Clinical Orthopaedics and Related Research: July 2012 - Volume 470 - Issue 7 - p 1885–1894 doi: 10.1007/s11999-011-2155-9 Symposium: Retrieval Studies

Proximal Component Modularity in THA—At What Cost?: An Implant Retrieval Study

Kop, A., M., PhD1; Keogh, C., DipAppSci1; Swarts, E., BSc1, a

Background While modular femoral heads have been used in THA for decades, a recent innovation is a second neck-stem taper junction. Clinical advantages include intraoperative adjustment of leg length, femoral anteversion, and easier revision, all providing flexibility to the surgeon; however, there have been reports of catastrophic fracture, cold welding, and corrosion and fretting of the modular junction.


Questions/purposes We asked whether (1) the neck-stem junction showed the same degradation mechanisms, if any, as the head-neck junction, (2) the junction contributed to THA revision, (3) the alloy affected the degree of degradation, and (4) the trunion machine finish affected the degradation mechanisms.


Methods We compared 57 retrievals from seven total hip modular designs, three cobalt-chromium-molybdenum and four titanium based: Bionik® (four), GMRS® (four), Margron®(22), Apex® (five), M-series® (five), ZMR® (two), and S-ROM® (15).
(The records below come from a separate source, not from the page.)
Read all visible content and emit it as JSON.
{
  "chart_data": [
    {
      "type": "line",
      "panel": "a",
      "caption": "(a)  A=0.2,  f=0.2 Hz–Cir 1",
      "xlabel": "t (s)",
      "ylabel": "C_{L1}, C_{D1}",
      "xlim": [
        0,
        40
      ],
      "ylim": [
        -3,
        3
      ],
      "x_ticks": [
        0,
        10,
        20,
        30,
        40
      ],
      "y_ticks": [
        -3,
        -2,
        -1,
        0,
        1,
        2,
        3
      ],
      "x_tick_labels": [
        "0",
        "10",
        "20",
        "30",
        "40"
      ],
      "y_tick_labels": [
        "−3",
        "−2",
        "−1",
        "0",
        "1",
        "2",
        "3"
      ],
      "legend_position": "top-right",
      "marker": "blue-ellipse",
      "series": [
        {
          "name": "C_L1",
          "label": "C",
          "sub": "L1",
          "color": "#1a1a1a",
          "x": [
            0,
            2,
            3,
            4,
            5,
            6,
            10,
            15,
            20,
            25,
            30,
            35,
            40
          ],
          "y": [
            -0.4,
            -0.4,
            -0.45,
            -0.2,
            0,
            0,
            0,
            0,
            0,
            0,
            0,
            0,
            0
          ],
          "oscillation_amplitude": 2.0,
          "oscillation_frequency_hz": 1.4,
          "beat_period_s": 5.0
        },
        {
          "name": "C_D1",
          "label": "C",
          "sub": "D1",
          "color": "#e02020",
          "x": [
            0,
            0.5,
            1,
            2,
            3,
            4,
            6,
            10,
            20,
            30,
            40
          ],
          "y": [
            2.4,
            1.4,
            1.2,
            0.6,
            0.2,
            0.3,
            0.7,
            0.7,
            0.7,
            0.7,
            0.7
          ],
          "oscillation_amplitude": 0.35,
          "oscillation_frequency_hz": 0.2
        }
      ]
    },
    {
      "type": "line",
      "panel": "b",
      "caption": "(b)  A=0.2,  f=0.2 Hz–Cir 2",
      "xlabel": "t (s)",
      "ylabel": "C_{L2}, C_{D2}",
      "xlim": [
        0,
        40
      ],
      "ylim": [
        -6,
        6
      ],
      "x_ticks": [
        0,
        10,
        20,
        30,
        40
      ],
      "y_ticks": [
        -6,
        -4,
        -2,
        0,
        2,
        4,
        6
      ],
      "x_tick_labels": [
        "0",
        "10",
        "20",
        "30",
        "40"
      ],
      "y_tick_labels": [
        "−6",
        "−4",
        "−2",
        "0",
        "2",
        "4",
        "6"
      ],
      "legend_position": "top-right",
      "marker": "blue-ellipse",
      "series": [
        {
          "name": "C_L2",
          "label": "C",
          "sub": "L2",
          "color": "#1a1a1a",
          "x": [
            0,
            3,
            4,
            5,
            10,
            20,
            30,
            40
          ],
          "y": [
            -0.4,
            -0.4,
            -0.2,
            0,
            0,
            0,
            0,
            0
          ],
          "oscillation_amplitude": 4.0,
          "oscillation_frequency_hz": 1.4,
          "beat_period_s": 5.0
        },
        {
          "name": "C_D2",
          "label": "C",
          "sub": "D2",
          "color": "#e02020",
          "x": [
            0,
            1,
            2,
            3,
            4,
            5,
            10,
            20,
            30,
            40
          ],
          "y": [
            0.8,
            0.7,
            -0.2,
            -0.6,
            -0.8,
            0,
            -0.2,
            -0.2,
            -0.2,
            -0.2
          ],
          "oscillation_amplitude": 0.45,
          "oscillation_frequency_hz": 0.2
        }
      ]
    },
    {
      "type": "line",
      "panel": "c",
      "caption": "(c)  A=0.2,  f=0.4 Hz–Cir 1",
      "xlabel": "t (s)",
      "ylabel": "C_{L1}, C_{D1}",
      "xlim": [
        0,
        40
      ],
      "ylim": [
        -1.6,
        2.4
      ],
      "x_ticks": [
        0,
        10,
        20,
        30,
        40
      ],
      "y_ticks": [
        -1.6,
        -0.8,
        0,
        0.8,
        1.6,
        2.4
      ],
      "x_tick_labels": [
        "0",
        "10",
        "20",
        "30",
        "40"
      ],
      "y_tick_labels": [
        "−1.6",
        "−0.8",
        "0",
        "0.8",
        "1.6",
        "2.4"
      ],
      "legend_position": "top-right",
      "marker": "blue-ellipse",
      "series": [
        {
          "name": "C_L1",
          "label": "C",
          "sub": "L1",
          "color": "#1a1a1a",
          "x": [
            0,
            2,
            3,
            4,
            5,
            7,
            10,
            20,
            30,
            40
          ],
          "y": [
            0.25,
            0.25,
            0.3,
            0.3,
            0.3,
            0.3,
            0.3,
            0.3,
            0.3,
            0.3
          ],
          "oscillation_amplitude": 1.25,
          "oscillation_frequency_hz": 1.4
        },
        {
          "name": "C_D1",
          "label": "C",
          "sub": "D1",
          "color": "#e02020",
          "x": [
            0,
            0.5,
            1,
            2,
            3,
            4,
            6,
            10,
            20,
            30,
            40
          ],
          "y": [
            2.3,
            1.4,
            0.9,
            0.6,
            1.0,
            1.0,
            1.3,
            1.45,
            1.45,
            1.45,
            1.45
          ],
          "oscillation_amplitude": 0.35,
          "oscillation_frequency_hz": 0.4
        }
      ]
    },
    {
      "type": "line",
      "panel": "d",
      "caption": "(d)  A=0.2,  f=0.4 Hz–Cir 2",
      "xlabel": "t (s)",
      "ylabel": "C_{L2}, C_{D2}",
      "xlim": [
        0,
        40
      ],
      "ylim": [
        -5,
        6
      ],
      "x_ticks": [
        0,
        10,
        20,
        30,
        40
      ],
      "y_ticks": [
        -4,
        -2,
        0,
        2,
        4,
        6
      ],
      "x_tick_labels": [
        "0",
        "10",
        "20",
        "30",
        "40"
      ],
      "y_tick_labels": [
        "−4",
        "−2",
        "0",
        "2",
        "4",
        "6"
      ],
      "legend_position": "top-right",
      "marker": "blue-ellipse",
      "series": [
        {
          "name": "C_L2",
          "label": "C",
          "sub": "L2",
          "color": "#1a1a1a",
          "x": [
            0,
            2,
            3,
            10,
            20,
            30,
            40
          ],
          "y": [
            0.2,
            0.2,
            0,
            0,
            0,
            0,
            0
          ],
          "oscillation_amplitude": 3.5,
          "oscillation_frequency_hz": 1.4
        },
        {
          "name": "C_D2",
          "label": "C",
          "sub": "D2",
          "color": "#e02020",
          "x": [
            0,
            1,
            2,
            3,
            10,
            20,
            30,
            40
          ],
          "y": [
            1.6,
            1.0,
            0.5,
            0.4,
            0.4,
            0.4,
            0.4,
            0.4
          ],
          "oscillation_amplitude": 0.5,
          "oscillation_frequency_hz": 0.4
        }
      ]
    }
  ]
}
Macroscopic inspection, microscopy, and micro-CT were conducted to determine the effects of materials and design.


Results The cobalt-chromium-molybdenum components showed crevice corrosion and fretting of the neck-stem taper, whereas the titanium components had less corrosion; however, there were several cases of cold welding where disassembly could not be achieved in theater.


Conclusions Even with modern taper designs and corrosion-resistant materials, corrosion, fretting, and particulate debris were observed to a greater extent in the second neck-stem junction. Titanium-based modular arthroplasty may lessen the degree of degradation, but cold welding of the components may occur.


Clinical Relevance Degradation of the second junction contributed to 8 cases of metallosis and two cases of aseptic lymphocyte-laminated vascular-associated lesions contributing to revision.